Da commerciante all’ingrosso a ristoratore reinventato, ora sta andando a Berna per un colloquio di lavoro. Lo racconta a una conoscente. Troppo impostato per essere suo amico di vecchia data, pur trattandola come tale. Deve presentarsi per cercare un accordo che potrebbe permettergli di aprire una filiale in Ticino. Ricciolo composto, fermo. Calzoni con la riga; giacca grigia di taglio classico, calda. Un signorino a modo. Sorriso collaudato, di quelli da parata, di quelli che modellano il volto partendo dagli angoli esterni degli occhi: due rughette alte, tre centrali ad attraversare le tempie, tre basse e lunghe verso orecchio, guancia e mento. E poi? Poi vi sono tre o quattro scavi lungo tutta la fronte, frutto di un lavorio teatrale, fatto di risate contenute intercalate da finte sorprese che spingono verso la stempiatura le curate sopracciglia; circa ogni due minuti. Sorride anche mentre spiega che lavorare in un ristorante è molto dura e non c’è più vita, né sociale né famigliare, sorride anche quando dice che non è stato facile passare da cameriere a contabile, e
sorride anche quando dice che alla fine è fallito. Lui sorride e intanto si tortura le dita delle mani: con la sinistra gratta
l’interno della destra, cerca pellicine, stringe e smolla le tensioni invisibili. Comprime e allunga la pelle tra indice e
pollice. Ginocchia unite, talloni aderenti. Gli manca una stagione di pugilato, un filo di rabbia sana, qualche striscia di colore sul volto, una goccia di malvagità che renda vera la sua pacatezza, una cicatrice nella carne che riprenda a sanguinare. Gli manca di trovarsi nudo in mezzo a una spianata di ghiaccio mentre un branco di lupi lo preda. Non per mettersi a lottare, ma per finalmente fingersi, mostrarsi, sentirsi davvero morto, immedesimandosi nella morte stessa. E che poi risorga… davvero più forte, davvero vivo, non per finta.
 
portrait / TiloS30 / 015
 
Tiene una lattina di birra aperta con entrambe le mani, tra le gambe, altezza genitali, ginocchia divaricate. Braccia distese. È un corpo rilassato. Non felice. Non triste. Stanco.

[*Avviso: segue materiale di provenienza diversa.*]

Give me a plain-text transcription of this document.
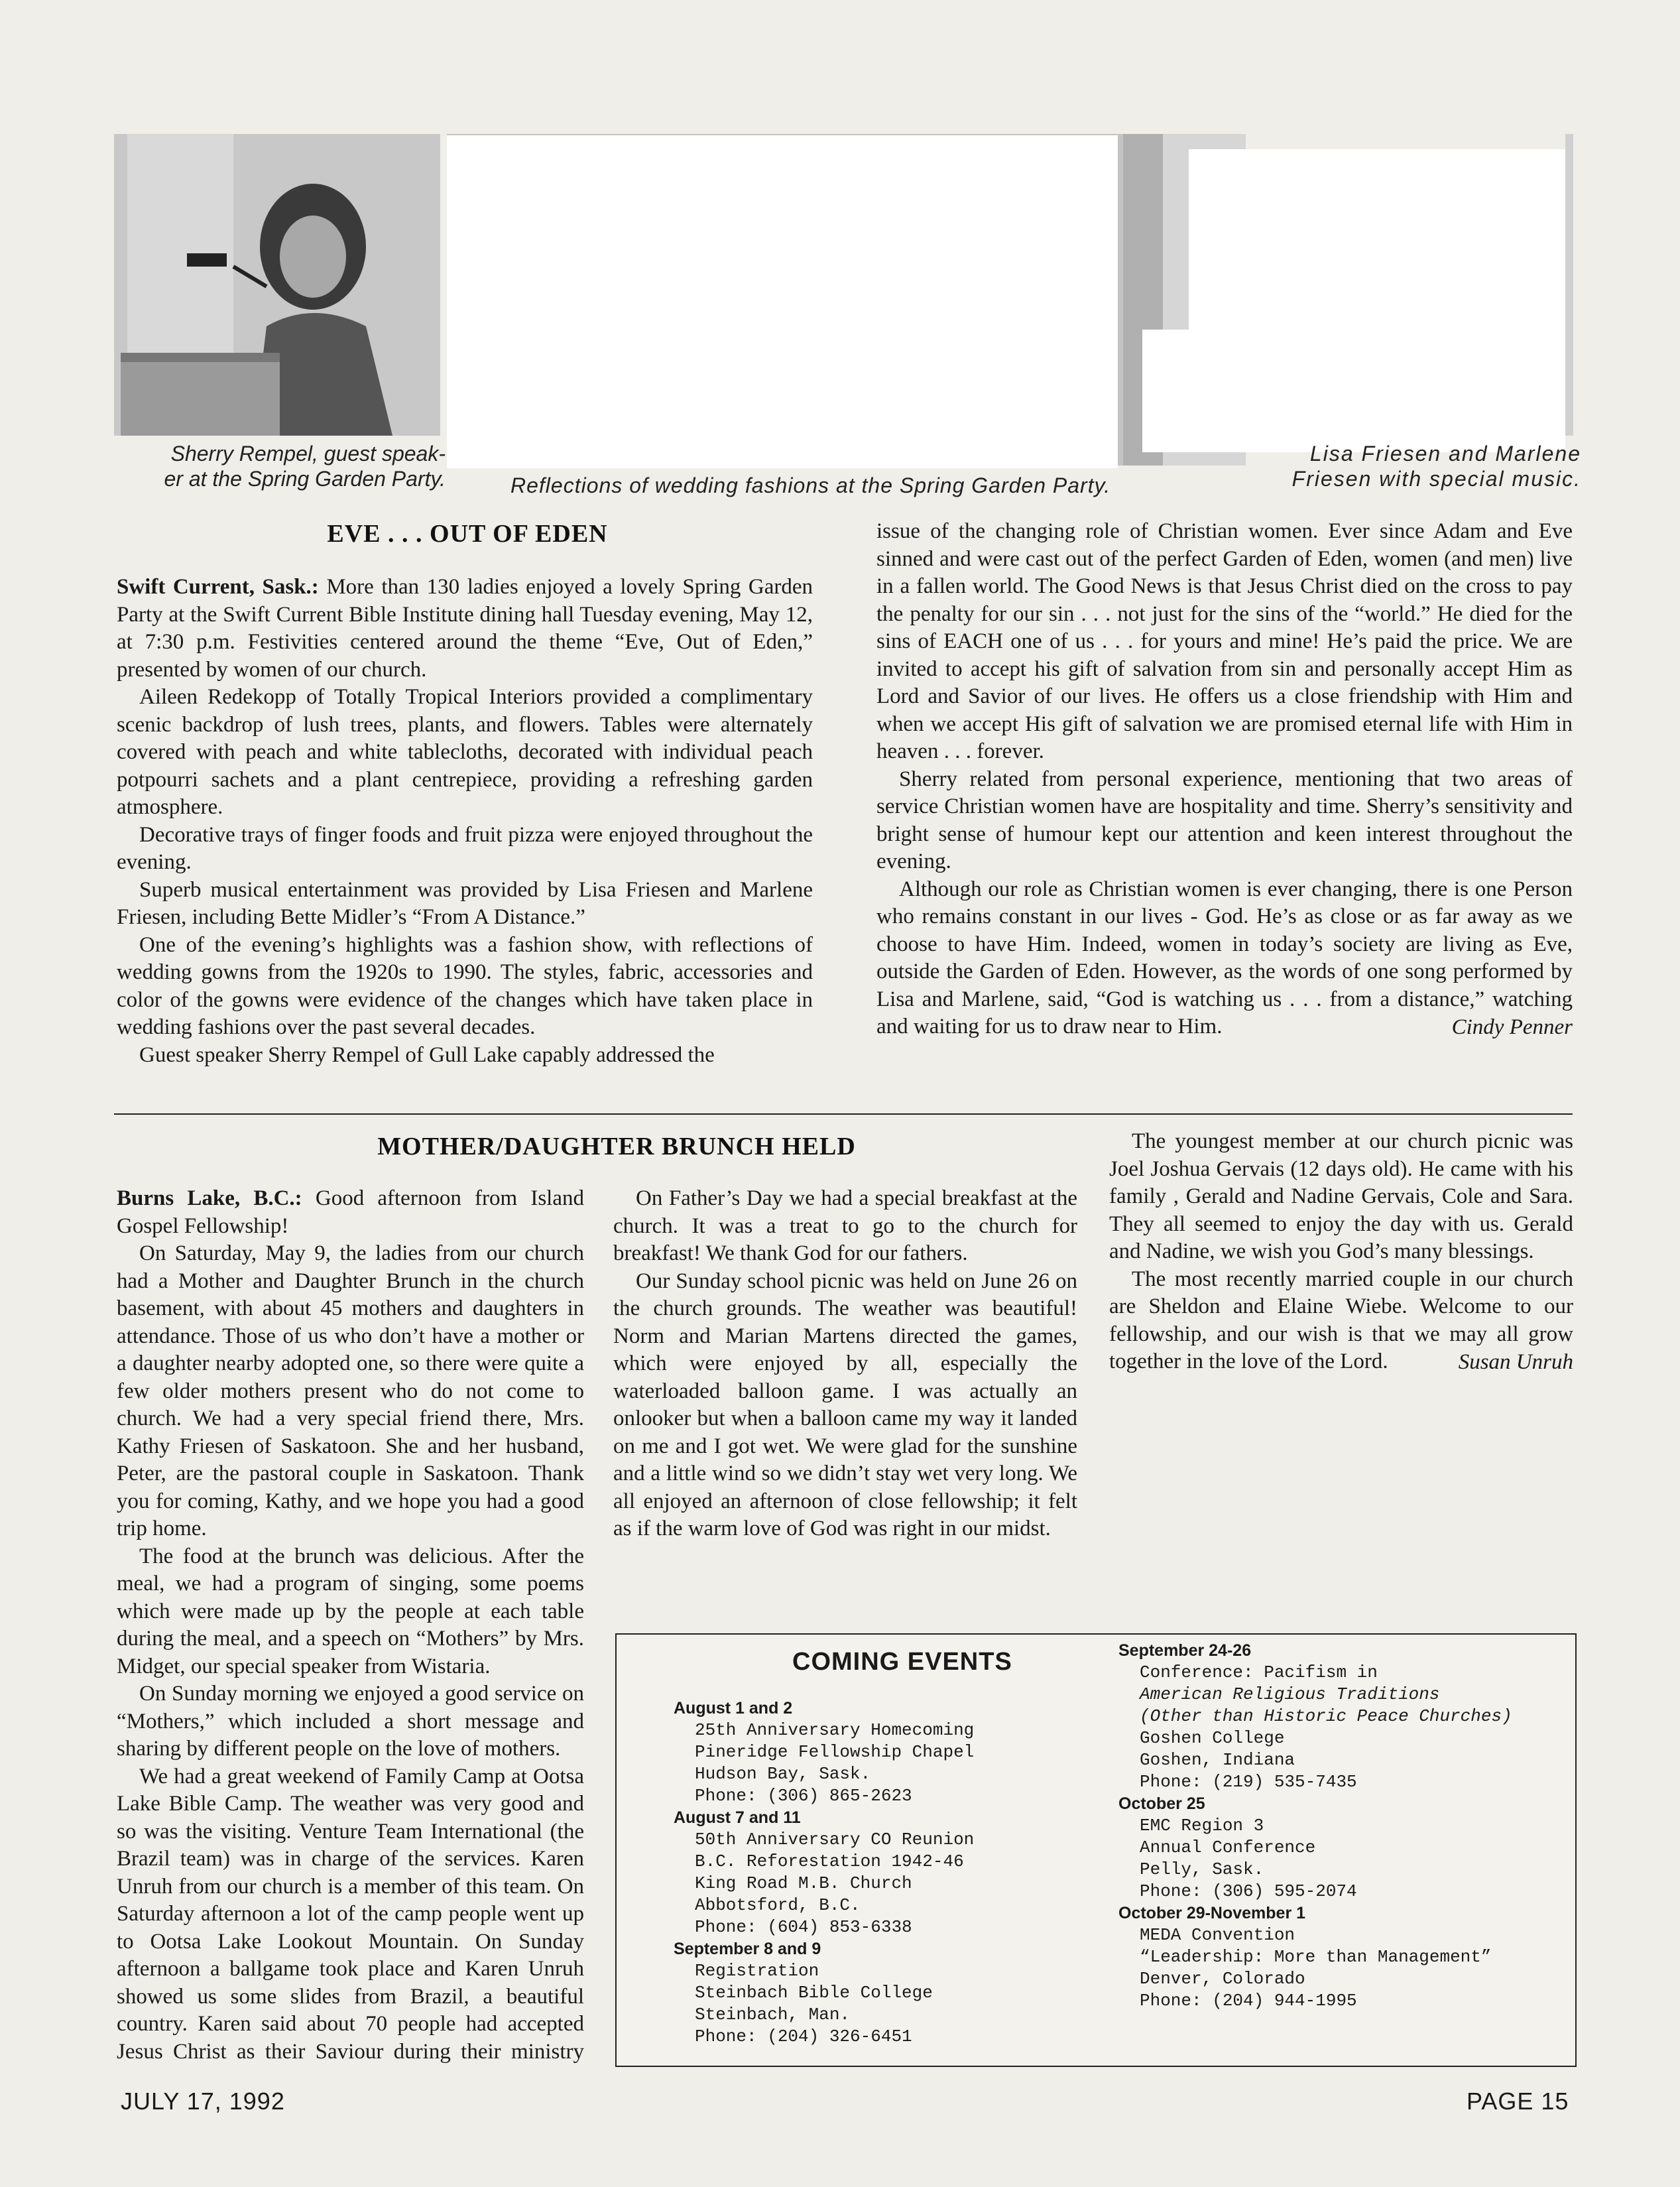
Sherry Rempel, guest speak-
er at the Spring Garden Party.	Reflections of wedding fashions at the Spring Garden Party.
Lisa Friesen and Marlene
Friesen with special music.
EVE . . . OUT OF EDEN

Swift Current, Sask.: More than 130 ladies enjoyed a lovely Spring Garden Party at the Swift Current Bible Institute dining hall Tuesday evening, May 12, at 7:30 p.m. Festivities centered around the theme “Eve, Out of Eden,” presented by women of our church.

Aileen Redekopp of Totally Tropical Interiors provided a complimentary scenic backdrop of lush trees, plants, and flowers. Tables were alternately covered with peach and white tablecloths, decorated with individual peach potpourri sachets and a plant centrepiece, providing a refreshing garden atmosphere.

Decorative trays of finger foods and fruit pizza were enjoyed throughout the evening.

Superb musical entertainment was provided by Lisa Friesen and Marlene Friesen, including Bette Midler’s “From A Distance.”

One of the evening’s highlights was a fashion show, with reflections of wedding gowns from the 1920s to 1990. The styles, fabric, accessories and color of the gowns were evidence of the changes which have taken place in wedding fashions over the past several decades.

Guest speaker Sherry Rempel of Gull Lake capably addressed the

issue of the changing role of Christian women. Ever since Adam and Eve sinned and were cast out of the perfect Garden of Eden, women (and men) live in a fallen world. The Good News is that Jesus Christ died on the cross to pay the penalty for our sin . . . not just for the sins of the “world.” He died for the sins of EACH one of us . . . for yours and mine! He’s paid the price. We are invited to accept his gift of salvation from sin and personally accept Him as Lord and Savior of our lives. He offers us a close friendship with Him and when we accept His gift of salvation we are promised eternal life with Him in heaven . . . forever.

Sherry related from personal experience, mentioning that two areas of service Christian women have are hospitality and time. Sherry’s sensitivity and bright sense of humour kept our attention and keen interest throughout the evening.

Although our role as Christian women is ever changing, there is one Person who remains constant in our lives - God. He’s as close or as far away as we choose to have Him. Indeed, women in today’s society are living as Eve, outside the Garden of Eden. However, as the words of one song performed by Lisa and Marlene, said, “God is watching us . . . from a distance,” watching and waiting for us to draw near to Him.	Cindy Penner
MOTHER/DAUGHTER BRUNCH HELD

Burns Lake, B.C.: Good afternoon from Island Gospel Fellowship!

On Saturday, May 9, the ladies from our church had a Mother and Daughter Brunch in the church basement, with about 45 mothers and daughters in attendance. Those of us who don’t have a mother or a daughter nearby adopted one, so there were quite a few older mothers present who do not come to church. We had a very special friend there, Mrs. Kathy Friesen of Saskatoon. She and her husband, Peter, are the pastoral couple in Saskatoon. Thank you for coming, Kathy, and we hope you had a good trip home.

The food at the brunch was delicious. After the meal, we had a program of singing, some poems which were made up by the people at each table during the meal, and a speech on “Mothers” by Mrs. Midget, our special speaker from Wistaria.

On Sunday morning we enjoyed a good service on “Mothers,” which included a short message and sharing by different people on the love of mothers.

We had a great weekend of Family Camp at Ootsa Lake Bible Camp. The weather was very good and so was the visiting. Venture Team International (the Brazil team) was in charge of the services. Karen Unruh from our church is a member of this team. On Saturday afternoon a lot of the camp people went up to Ootsa Lake Lookout Mountain. On Sunday afternoon a ballgame took place and Karen Unruh showed us some slides from Brazil, a beautiful country. Karen said about 70 people had accepted Jesus Christ as their Saviour during their ministry

On Father’s Day we had a special breakfast at the church. It was a treat to go to the church for breakfast! We thank God for our fathers.

Our Sunday school picnic was held on June 26 on the church grounds. The weather was beautiful! Norm and Marian Martens directed the games, which were enjoyed by all, especially the waterloaded balloon game. I was actually an onlooker but when a balloon came my way it landed on me and I got wet. We were glad for the sunshine and a little wind so we didn’t stay wet very long. We all enjoyed an afternoon of close fellowship; it felt as if the warm love of God was right in our midst.

The youngest member at our church picnic was Joel Joshua Gervais (12 days old). He came with his family , Gerald and Nadine Gervais, Cole and Sara. They all seemed to enjoy the day with us. Gerald and Nadine, we wish you God’s many blessings.

The most recently married couple in our church are Sheldon and Elaine Wiebe. Welcome to our fellowship, and our wish is that we may all grow together in the love of the Lord.	Susan Unruh
COMING EVENTS
August 1 and 2
25th Anniversary Homecoming
Pineridge Fellowship Chapel
Hudson Bay, Sask.
Phone: (306) 865-2623
August 7 and 11
50th Anniversary CO Reunion
B.C. Reforestation 1942-46
King Road M.B. Church
Abbotsford, B.C.
Phone: (604) 853-6338
September 8 and 9
Registration
Steinbach Bible College
Steinbach, Man.
Phone: (204) 326-6451
September 24-26
Conference: Pacifism in
American Religious Traditions
(Other than Historic Peace Churches)
Goshen College
Goshen, Indiana
Phone: (219) 535-7435
October 25
EMC Region 3
Annual Conference
Pelly, Sask.
Phone: (306) 595-2074
October 29-November 1
MEDA Convention
“Leadership: More than Management”
Denver, Colorado
Phone: (204) 944-1995
JULY 17, 1992	PAGE 15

Si è abbandonato sul sedile, non per mettersi comodo ma per esaurimento delle forze. O per recuperarne almeno un pochino. A questo gli serve usare entrambi le mani, per non rischiare di lasciar cadere la lattina. Come fosse un neonato da non stringere troppo, da proteggere, da cullare per godere del suo ristorante sonnecchiare. Siamo a fine giornata. Si rientra. Tutti più o meno stravolti da una levataccia, la solita levataccia quotidiana che ha accumulato nella giornata un altro carico di stanchezza, che pesa come un binario morto e arrugginito. La testa leggermente inclinata. Gli occhi, una feritoia sempre più stretta. Gonfi. Non preoccupati. Solo stanchi. Puzza di ferro, di polvere di ferro, di ferro smerigliato. Non si è tolto il berretto di maglia che ancora gli ricopre le orecchie. Ha freddo. Deve aver lavorato tutto il giorno all’aperto, su una strada oppure lungo la ferrovia, lo dicono i vestiti arancioni per farsi notare, e il rossore delle dita che arriva fino alle nocche delle mani. Comincia forse ora a ricircolare il sangue, grazie a qualche grado alcolico di quella birra bevuta a sorsi lenti e lunghi. La barba curata, il naso a punta, un piercing al sopracciglio sinistro. Le scarpe col rinforzo da cantiere. Potesse addormentarsi lì su quel sedile parzialmente imbottito lo farebbe senza problemi. Ma anche se il lavoro è finito, il suo corpo dice di essere solo in pausa. L’aspetta un pupino a cui badare questa notte, per dare il cambio alla mamma anche lei ormai esausta. Un po’ per uno. Questa notte tocca a lui correre per le coliche del pupo. C’è ancora però mezz’ora di treno da potersi godere, lui, un vuoto di pensieri e la sua birra, che non gli scivoli di mano.